Wednesday, 8 December 2010
BBC Natural World: Panda Makers
The following is taken from a review of the TV programme 'Panda makers' on BBC.
To me, pandas always look like people dressed up as pandas, doing not very good panda impressions. They forget to crawl like pandas, and suddenly get up and walk off on two legs. Or they sit, like a fat man with bad posture, looking bored and waiting for someone to come and help them out of their panda suit.
Humans like to anthropomorphise animals, of course, but certain animals – among them pandas, penguins and owls – seem to meet us halfway. It doesn't stop us driving them to the edge of extinction, but it gets them a place in the front of the queue when the conservation money is handed out.

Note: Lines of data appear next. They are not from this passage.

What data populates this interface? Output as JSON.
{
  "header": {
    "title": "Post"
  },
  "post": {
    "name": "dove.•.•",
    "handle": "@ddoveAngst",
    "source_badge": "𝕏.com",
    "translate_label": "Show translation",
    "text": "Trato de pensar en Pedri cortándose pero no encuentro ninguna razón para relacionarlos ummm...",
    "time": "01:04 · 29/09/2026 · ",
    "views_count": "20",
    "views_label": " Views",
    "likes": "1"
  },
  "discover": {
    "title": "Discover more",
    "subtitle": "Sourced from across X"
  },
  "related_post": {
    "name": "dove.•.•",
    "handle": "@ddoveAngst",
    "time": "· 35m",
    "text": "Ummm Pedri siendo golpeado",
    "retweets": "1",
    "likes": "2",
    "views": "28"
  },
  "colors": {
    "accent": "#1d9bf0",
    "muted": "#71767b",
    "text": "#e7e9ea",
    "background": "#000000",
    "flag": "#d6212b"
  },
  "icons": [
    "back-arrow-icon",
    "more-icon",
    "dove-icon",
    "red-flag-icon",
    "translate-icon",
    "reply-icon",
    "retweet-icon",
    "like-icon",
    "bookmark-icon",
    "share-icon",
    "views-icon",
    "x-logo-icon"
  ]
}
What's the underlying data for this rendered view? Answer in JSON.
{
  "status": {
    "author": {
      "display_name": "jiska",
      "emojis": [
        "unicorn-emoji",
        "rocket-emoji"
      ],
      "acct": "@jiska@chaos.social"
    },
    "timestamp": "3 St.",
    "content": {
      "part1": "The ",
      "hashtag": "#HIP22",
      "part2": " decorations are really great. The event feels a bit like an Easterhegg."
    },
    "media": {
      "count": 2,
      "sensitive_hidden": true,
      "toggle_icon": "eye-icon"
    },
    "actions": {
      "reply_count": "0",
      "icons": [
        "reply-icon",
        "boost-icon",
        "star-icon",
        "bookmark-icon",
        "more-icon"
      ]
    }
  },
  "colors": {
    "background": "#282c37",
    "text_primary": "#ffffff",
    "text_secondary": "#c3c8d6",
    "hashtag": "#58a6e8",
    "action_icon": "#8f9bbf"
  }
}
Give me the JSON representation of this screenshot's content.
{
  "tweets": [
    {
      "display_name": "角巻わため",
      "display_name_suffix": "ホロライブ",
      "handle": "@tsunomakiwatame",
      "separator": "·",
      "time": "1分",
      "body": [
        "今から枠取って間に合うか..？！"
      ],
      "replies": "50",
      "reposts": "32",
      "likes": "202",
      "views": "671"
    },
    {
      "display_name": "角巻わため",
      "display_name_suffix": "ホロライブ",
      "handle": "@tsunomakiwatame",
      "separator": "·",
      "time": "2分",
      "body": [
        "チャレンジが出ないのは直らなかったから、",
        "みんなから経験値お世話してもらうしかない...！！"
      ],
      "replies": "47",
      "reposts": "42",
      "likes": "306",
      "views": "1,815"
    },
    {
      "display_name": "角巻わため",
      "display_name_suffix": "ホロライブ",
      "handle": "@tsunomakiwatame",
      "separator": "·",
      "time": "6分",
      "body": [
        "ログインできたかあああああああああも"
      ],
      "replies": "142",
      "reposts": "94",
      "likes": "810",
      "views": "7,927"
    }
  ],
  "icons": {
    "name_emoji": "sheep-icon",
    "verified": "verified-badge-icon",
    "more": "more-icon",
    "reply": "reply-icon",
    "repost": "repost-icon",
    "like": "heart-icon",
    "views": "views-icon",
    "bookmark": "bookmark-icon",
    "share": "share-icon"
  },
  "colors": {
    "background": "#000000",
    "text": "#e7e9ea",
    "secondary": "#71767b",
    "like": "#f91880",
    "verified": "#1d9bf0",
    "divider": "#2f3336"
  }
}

There are only about 2,000 giant pandas left in the wild. China is spending vast amounts of money on captive breeding to restore numbers, but in this project the panda is not prepared to meet us halfway. Watching Natural World: Panda Makers (BBC1), one quickly got an idea of how little help pandas are when it comes to panda breeding. It's not that they don't like sex, said David Attenborough – that's a myth, apparently – it's just that captivity puts them in the wrong mood. And a few generations down the line, the male pandas have forgotten how to do it. I'm not squeamish about pandas having sex, but I did find it excruciating to watch the lumbering, modestly endowed Pin Pin's inept performance.
The difficulties don't end there. Females are only in heat for 72 hours. You can't tell if they're pregnant or not, so you just have to wait until the birth, which can take anything between 11 weeks and 11 months. The good news is they have twins about half the time; the bad news is they always abandon one. And a newborn panda is by no means the finished article. It looks like a skinned squirrel, and weighs about 100g.
With endless patience, however – plus artificial insemination, constant testing and a neat trick where they swap the twins up to 10 times a day to get the mother to feed both – the Chengdu research base of giant panda breeding has created a captive population of about 300, which it means to reintroduce into the wild. Visitors come to watch the pandas dance, roll about and eat bamboo shoots. The young ones are especially cute, and they don't seem to mind being carried about like soft toys.
Some experts believe this project is the most colossal waste of conservation money ever, but it's hard to think like that while you're watching pandas at play, just as it's hard not to think that any minute they're all going to stop, pull their panda-heads off and light fags.